Now I didn't actually make a close inspection of this fabrication, but as I
said to Laura afterwards this fashion, if that is what, it was may be alright in the wilds of West Cornwall, but I couldn't see it becoming snazzy enough for a Buckingham House garden party!

Anyway, I was still pondering upon the haute couture aspect when the Chiropodist wafted in holding a cup of coffee, bade 'a cherry good morning to all and bade my better half to join her in the torture chamber. This was accomplished in record time, aided by a method of ejecting Laura from her seat that I had perfected during the course of her incapacitation. It involved me hooking my foot under her knee and hoicking her to her feet. Not pretty, I grant you, but effective!

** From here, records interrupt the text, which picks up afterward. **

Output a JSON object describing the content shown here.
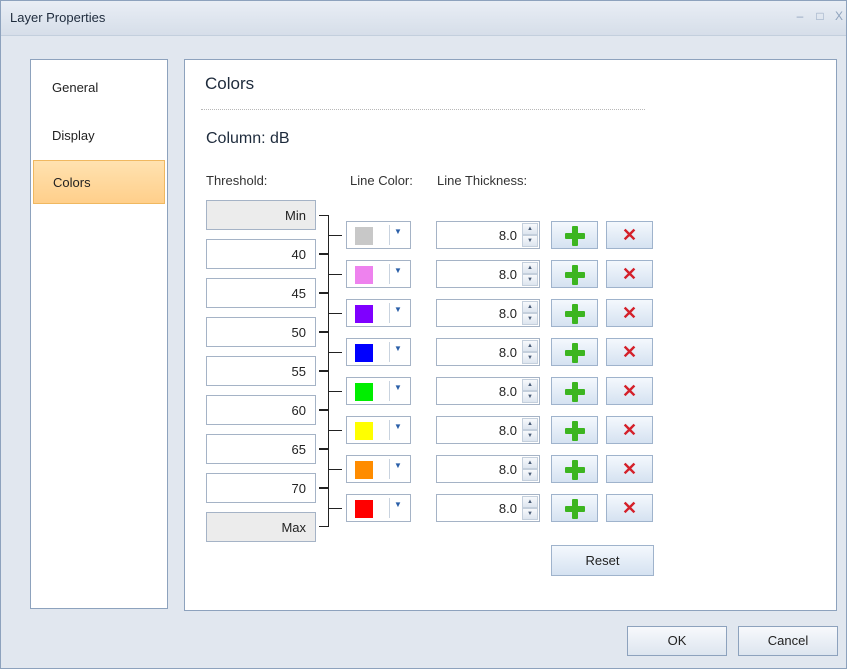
{
  "window": {
    "title": "Layer Properties",
    "minimize": "–",
    "maximize": "□",
    "close": "X"
  },
  "sidebar": {
    "items": [
      {
        "label": "General"
      },
      {
        "label": "Display"
      },
      {
        "label": "Colors",
        "active": true
      }
    ]
  },
  "main": {
    "title": "Colors",
    "column_label": "Column: dB",
    "headers": {
      "threshold": "Threshold:",
      "line_color": "Line Color:",
      "line_thickness": "Line Thickness:"
    },
    "thresholds": [
      "Min",
      "40",
      "45",
      "50",
      "55",
      "60",
      "65",
      "70",
      "Max"
    ],
    "rows": [
      {
        "color": "#c8c8c8",
        "thickness": "8.0"
      },
      {
        "color": "#ee82ee",
        "thickness": "8.0"
      },
      {
        "color": "#7f00ff",
        "thickness": "8.0"
      },
      {
        "color": "#0000ff",
        "thickness": "8.0"
      },
      {
        "color": "#00ee00",
        "thickness": "8.0"
      },
      {
        "color": "#ffff00",
        "thickness": "8.0"
      },
      {
        "color": "#ff8c00",
        "thickness": "8.0"
      },
      {
        "color": "#ff0000",
        "thickness": "8.0"
      }
    ],
    "reset_label": "Reset"
  },
  "footer": {
    "ok_label": "OK",
    "cancel_label": "Cancel"
  },
  "icons": {
    "add": "plus-icon",
    "delete": "delete-icon",
    "dropdown": "chevron-down-icon"
  }
}
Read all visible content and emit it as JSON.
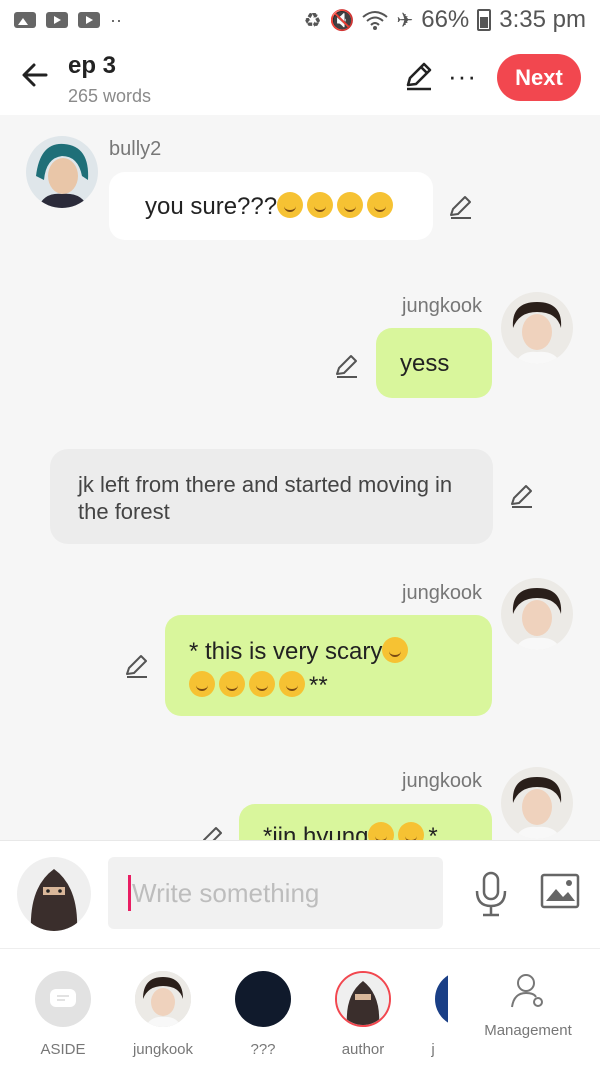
{
  "status_bar": {
    "battery": "66%",
    "time": "3:35 pm",
    "dots": "··"
  },
  "header": {
    "title": "ep 3",
    "word_count": "265 words",
    "next_label": "Next",
    "more_label": "···"
  },
  "chat": {
    "messages": [
      {
        "speaker": "bully2",
        "text": "you sure???",
        "side": "left",
        "emojis": 4
      },
      {
        "speaker": "jungkook",
        "text": "yess",
        "side": "right"
      },
      {
        "speaker": "",
        "text": "jk left from there and started moving in the forest",
        "side": "narration"
      },
      {
        "speaker": "jungkook",
        "text_line1": "* this is very scary",
        "text_line2": "**",
        "side": "right",
        "emojis_line1": 1,
        "emojis_line2": 4
      },
      {
        "speaker": "jungkook",
        "text": "*jin hyung",
        "text_after": "*",
        "side": "right",
        "partial": true
      }
    ]
  },
  "input": {
    "placeholder": "Write something"
  },
  "roster": {
    "characters": [
      {
        "label": "ASIDE",
        "icon": "chat-icon"
      },
      {
        "label": "jungkook",
        "icon": "avatar"
      },
      {
        "label": "???",
        "icon": "avatar"
      },
      {
        "label": "author",
        "icon": "avatar",
        "selected": true
      },
      {
        "label": "j",
        "icon": "avatar"
      }
    ],
    "management_label": "Management"
  },
  "colors": {
    "accent": "#f2474f",
    "green_bubble": "#d9f69c",
    "white_bubble": "#ffffff",
    "narration_bubble": "#ececec"
  }
}
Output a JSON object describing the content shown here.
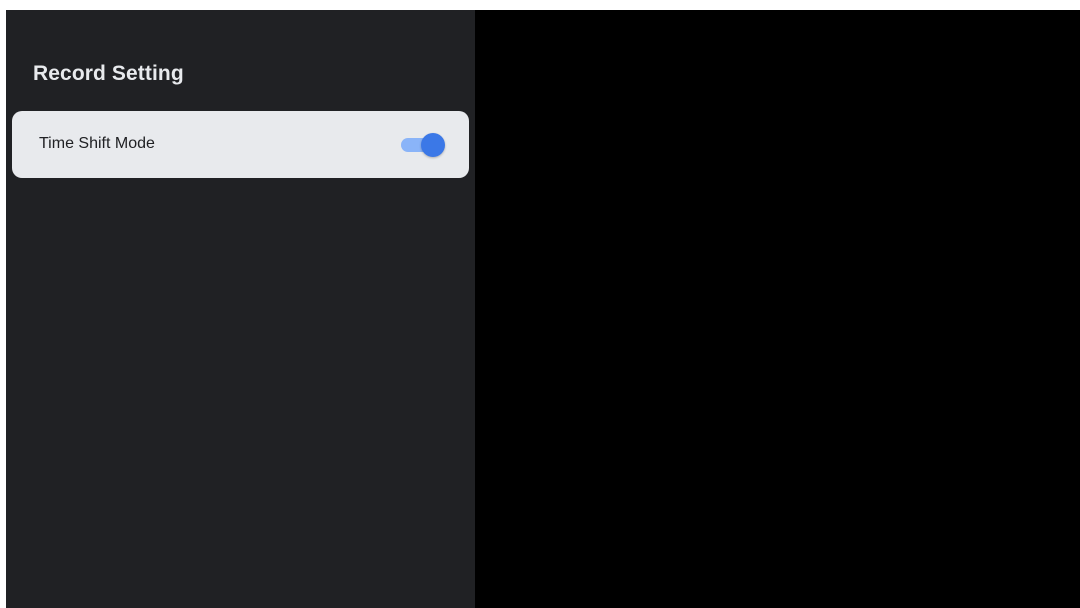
{
  "panel": {
    "title": "Record Setting",
    "settings": [
      {
        "label": "Time Shift Mode",
        "toggle_on": true
      }
    ]
  },
  "colors": {
    "panel_background": "#202124",
    "row_focused_background": "#e8eaed",
    "toggle_track_on": "#8ab4f8",
    "toggle_knob_on": "#3b78e7",
    "preview_background": "#000000"
  },
  "icons": {
    "toggle": "toggle-switch-icon"
  }
}
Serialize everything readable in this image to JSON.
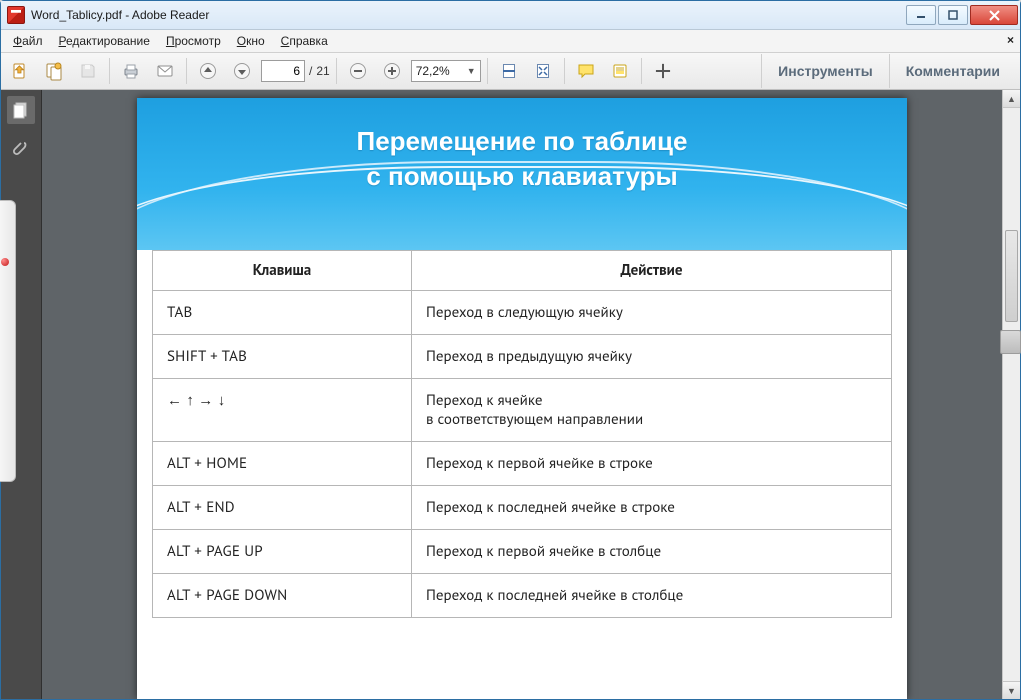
{
  "window": {
    "title": "Word_Tablicy.pdf - Adobe Reader"
  },
  "menu": {
    "file": {
      "label": "Файл",
      "u": "Ф"
    },
    "edit": {
      "label": "Редактирование",
      "u": "Р"
    },
    "view": {
      "label": "Просмотр",
      "u": "П"
    },
    "window": {
      "label": "Окно",
      "u": "О"
    },
    "help": {
      "label": "Справка",
      "u": "С"
    }
  },
  "toolbar": {
    "page_current": "6",
    "page_sep": "/",
    "page_total": "21",
    "zoom_value": "72,2%",
    "tools_label": "Инструменты",
    "comments_label": "Комментарии"
  },
  "document": {
    "heading_line1": "Перемещение по таблице",
    "heading_line2": "с помощью клавиатуры",
    "col1": "Клавиша",
    "col2": "Действие",
    "rows": [
      {
        "k": "TAB",
        "a": "Переход в следующую ячейку"
      },
      {
        "k": "SHIFT + TAB",
        "a": "Переход в предыдущую ячейку"
      },
      {
        "k": "← ↑ → ↓",
        "a": "Переход к ячейке\nв соответствующем направлении"
      },
      {
        "k": "ALT + HOME",
        "a": "Переход к первой ячейке в строке"
      },
      {
        "k": "ALT + END",
        "a": "Переход к последней ячейке  в строке"
      },
      {
        "k": "ALT + PAGE UP",
        "a": "Переход к первой ячейке в столбце"
      },
      {
        "k": "ALT + PAGE DOWN",
        "a": "Переход к последней ячейке  в столбце"
      }
    ]
  }
}
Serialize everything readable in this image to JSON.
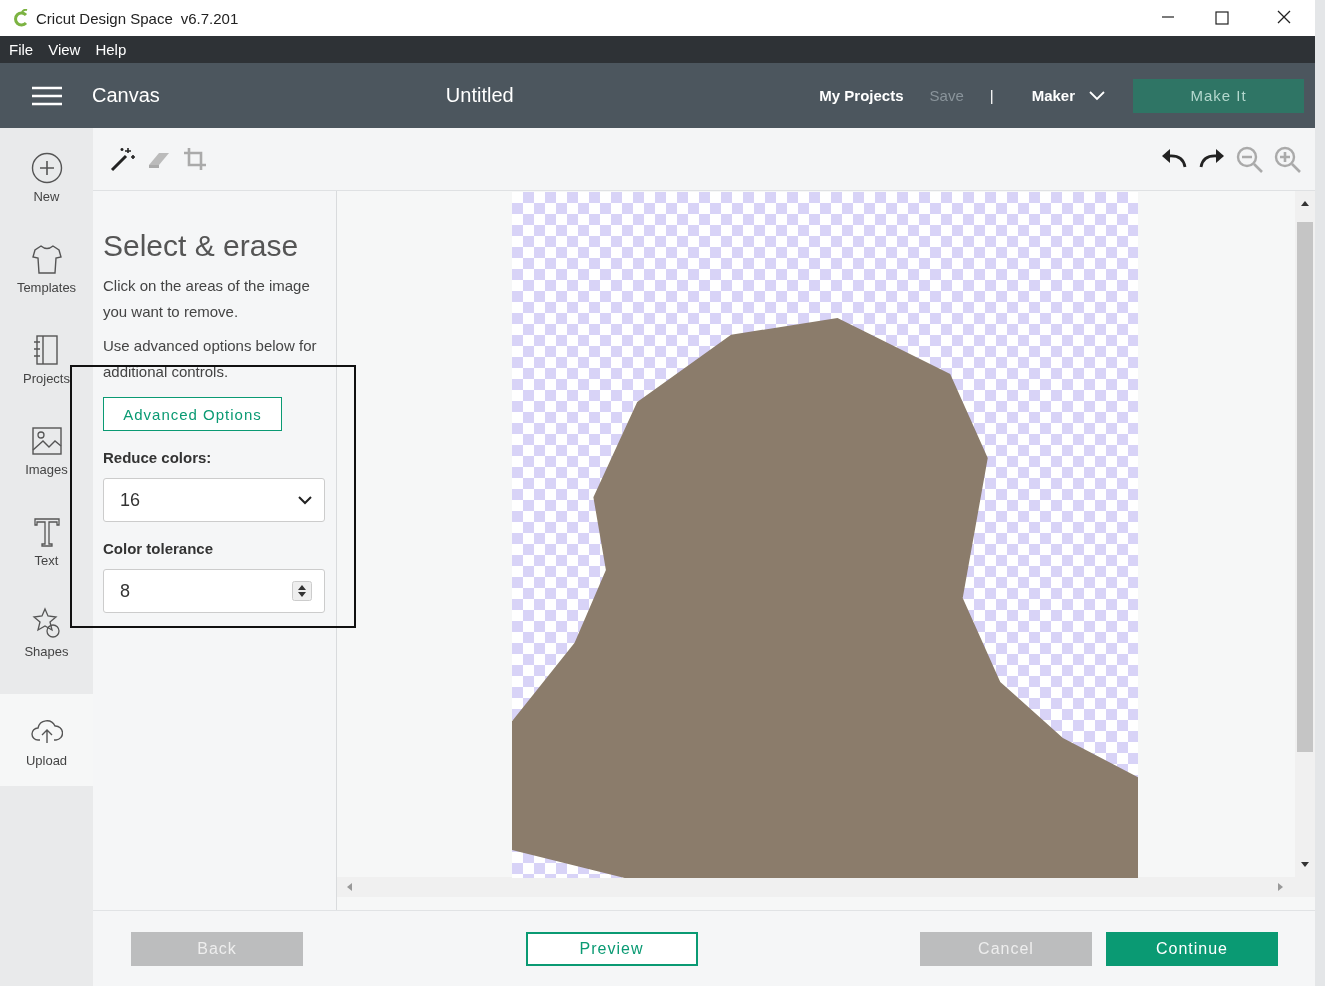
{
  "window": {
    "title": "Cricut Design Space",
    "version": "v6.7.201"
  },
  "menu": [
    "File",
    "View",
    "Help"
  ],
  "header": {
    "page": "Canvas",
    "project": "Untitled",
    "links": [
      {
        "label": "My Projects",
        "disabled": false
      },
      {
        "label": "Save",
        "disabled": true
      }
    ],
    "separator": "|",
    "machine": "Maker",
    "make_it": {
      "label": "Make It",
      "disabled": true
    }
  },
  "sidebar": {
    "items": [
      {
        "kind": "new",
        "label": "New",
        "selected": false
      },
      {
        "kind": "templates",
        "label": "Templates",
        "selected": false
      },
      {
        "kind": "projects",
        "label": "Projects",
        "selected": false
      },
      {
        "kind": "images",
        "label": "Images",
        "selected": false
      },
      {
        "kind": "text",
        "label": "Text",
        "selected": false
      },
      {
        "kind": "shapes",
        "label": "Shapes",
        "selected": false
      },
      {
        "kind": "upload",
        "label": "Upload",
        "selected": true
      }
    ]
  },
  "panel": {
    "title": "Select & erase",
    "paragraphs": [
      "Click on the areas of the image you want to remove.",
      "Use advanced options below for additional controls."
    ],
    "advanced_button": "Advanced Options",
    "reduce_colors": {
      "label": "Reduce colors:",
      "value": "16"
    },
    "color_tolerance": {
      "label": "Color tolerance",
      "value": "8"
    }
  },
  "footer": {
    "buttons": [
      {
        "kind": "back",
        "label": "Back",
        "disabled": true
      },
      {
        "kind": "preview",
        "label": "Preview",
        "disabled": false
      },
      {
        "kind": "cancel",
        "label": "Cancel",
        "disabled": true
      },
      {
        "kind": "continue",
        "label": "Continue",
        "disabled": false
      }
    ]
  }
}
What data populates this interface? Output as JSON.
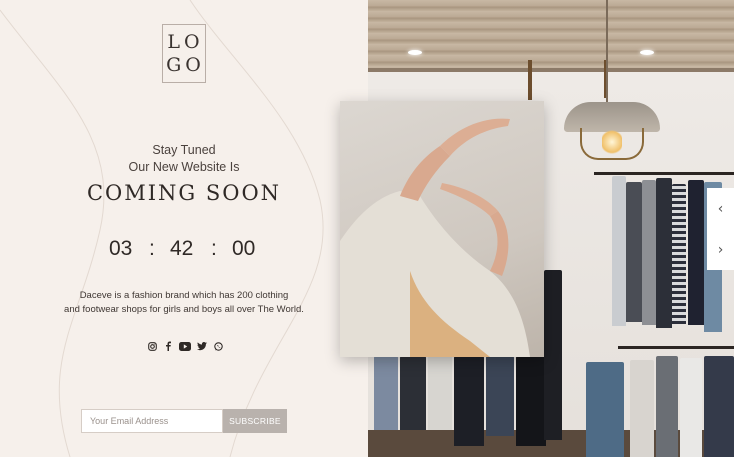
{
  "brand": {
    "logo_line1": "LO",
    "logo_line2": "GO"
  },
  "hero": {
    "tagline_line1": "Stay Tuned",
    "tagline_line2": "Our New Website Is",
    "headline": "COMING SOON"
  },
  "countdown": {
    "hours": "03",
    "minutes": "42",
    "seconds": "00",
    "separator": ":"
  },
  "description": {
    "line1": "Daceve is a fashion brand which has 200 clothing",
    "line2": "and footwear shops for girls and boys all over The World."
  },
  "social": {
    "icons": [
      "instagram-icon",
      "facebook-icon",
      "youtube-icon",
      "twitter-icon",
      "whatsapp-icon"
    ]
  },
  "newsletter": {
    "email_placeholder": "Your Email Address",
    "email_value": "",
    "subscribe_label": "SUBSCRIBE"
  },
  "slider": {
    "prev_glyph": "‹",
    "next_glyph": "›"
  },
  "colors": {
    "panel_bg": "#f6f0eb",
    "button_bg": "#b9b2ad",
    "text_dark": "#2f2926"
  }
}
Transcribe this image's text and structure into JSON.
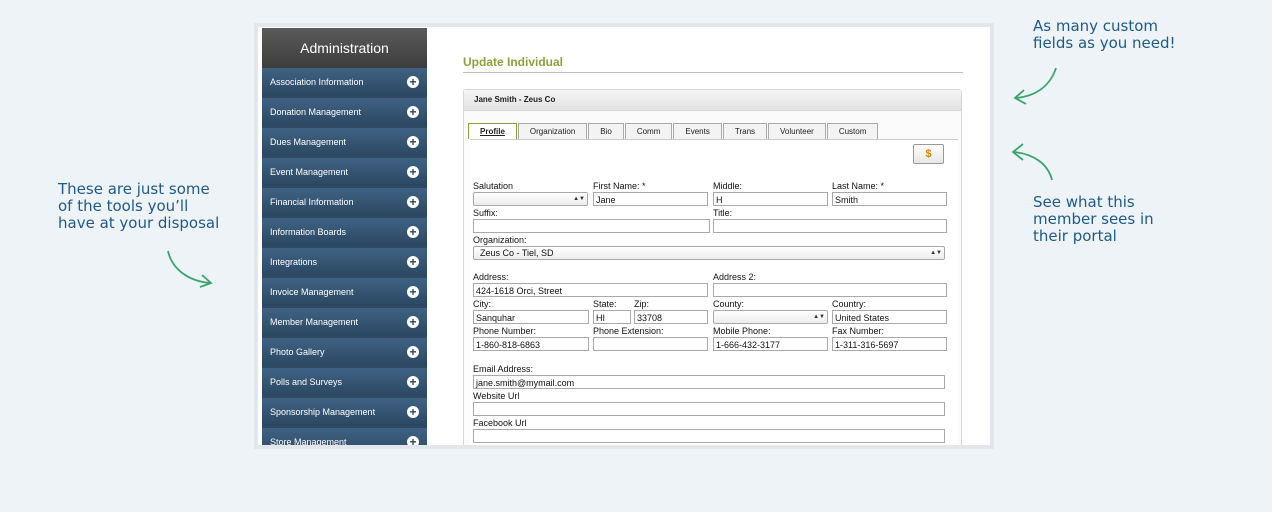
{
  "callouts": {
    "left": [
      "These are just some",
      "of the tools you’ll",
      "have at your disposal"
    ],
    "top": [
      "As many custom",
      "fields as you need!"
    ],
    "right": [
      "See what this",
      "member sees in",
      "their portal"
    ]
  },
  "sidebar": {
    "title": "Administration",
    "items": [
      "Association Information",
      "Donation Management",
      "Dues Management",
      "Event Management",
      "Financial Information",
      "Information Boards",
      "Integrations",
      "Invoice Management",
      "Member Management",
      "Photo Gallery",
      "Polls and Surveys",
      "Sponsorship Management",
      "Store Management"
    ],
    "expand_symbol": "+"
  },
  "page": {
    "title": "Update Individual"
  },
  "panel": {
    "header": "Jane Smith - Zeus Co"
  },
  "tabs": [
    "Profile",
    "Organization",
    "Bio",
    "Comm",
    "Events",
    "Trans",
    "Volunteer",
    "Custom"
  ],
  "portal_button": {
    "icon": "member-portal-icon",
    "glyph": "$"
  },
  "form": {
    "salutation": {
      "label": "Salutation",
      "value": ""
    },
    "first_name": {
      "label": "First Name: *",
      "value": "Jane"
    },
    "middle": {
      "label": "Middle:",
      "value": "H"
    },
    "last_name": {
      "label": "Last Name: *",
      "value": "Smith"
    },
    "suffix": {
      "label": "Suffix:",
      "value": ""
    },
    "title": {
      "label": "Title:",
      "value": ""
    },
    "organization": {
      "label": "Organization:",
      "value": "Zeus Co - Tiel, SD"
    },
    "address": {
      "label": "Address:",
      "value": "424-1618 Orci, Street"
    },
    "address2": {
      "label": "Address 2:",
      "value": ""
    },
    "city": {
      "label": "City:",
      "value": "Sanquhar"
    },
    "state": {
      "label": "State:",
      "value": "HI"
    },
    "zip": {
      "label": "Zip:",
      "value": "33708"
    },
    "county": {
      "label": "County:",
      "value": ""
    },
    "country": {
      "label": "Country:",
      "value": "United States"
    },
    "phone": {
      "label": "Phone Number:",
      "value": "1-860-818-6863"
    },
    "phone_ext": {
      "label": "Phone Extension:",
      "value": ""
    },
    "mobile": {
      "label": "Mobile Phone:",
      "value": "1-666-432-3177"
    },
    "fax": {
      "label": "Fax Number:",
      "value": "1-311-316-5697"
    },
    "email": {
      "label": "Email Address:",
      "value": "jane.smith@mymail.com"
    },
    "website": {
      "label": "Website Url",
      "value": ""
    },
    "facebook": {
      "label": "Facebook Url",
      "value": ""
    }
  },
  "colors": {
    "accent_green": "#8aa23a",
    "sidebar_blue": "#2b4761",
    "callout_blue": "#1f5a8a",
    "arrow_green": "#3aa56b"
  }
}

'Only be ten minutes,' said the pretty chiropodist, as she led the way down a
corridor. I felt quite sorry for my beloved as she hobbled after her and decided there and then that love and duty must overcome any selfish thoughts of beer and wickets.

Have you ever tried to avoid eye contact with someone when the need to scrutinize them becomes an overwhelming desire? Well I tried and failed miserably on this occasion. Our fellow patient, for that is whom I presumed him to be, after all I surmised he couldn't be the husband, or any relation come to that of the delectable young thing that at this very moment was digging away at Laura's big toe…or could he? I wouldn't be surprised at anything in this 'neck of the woods'.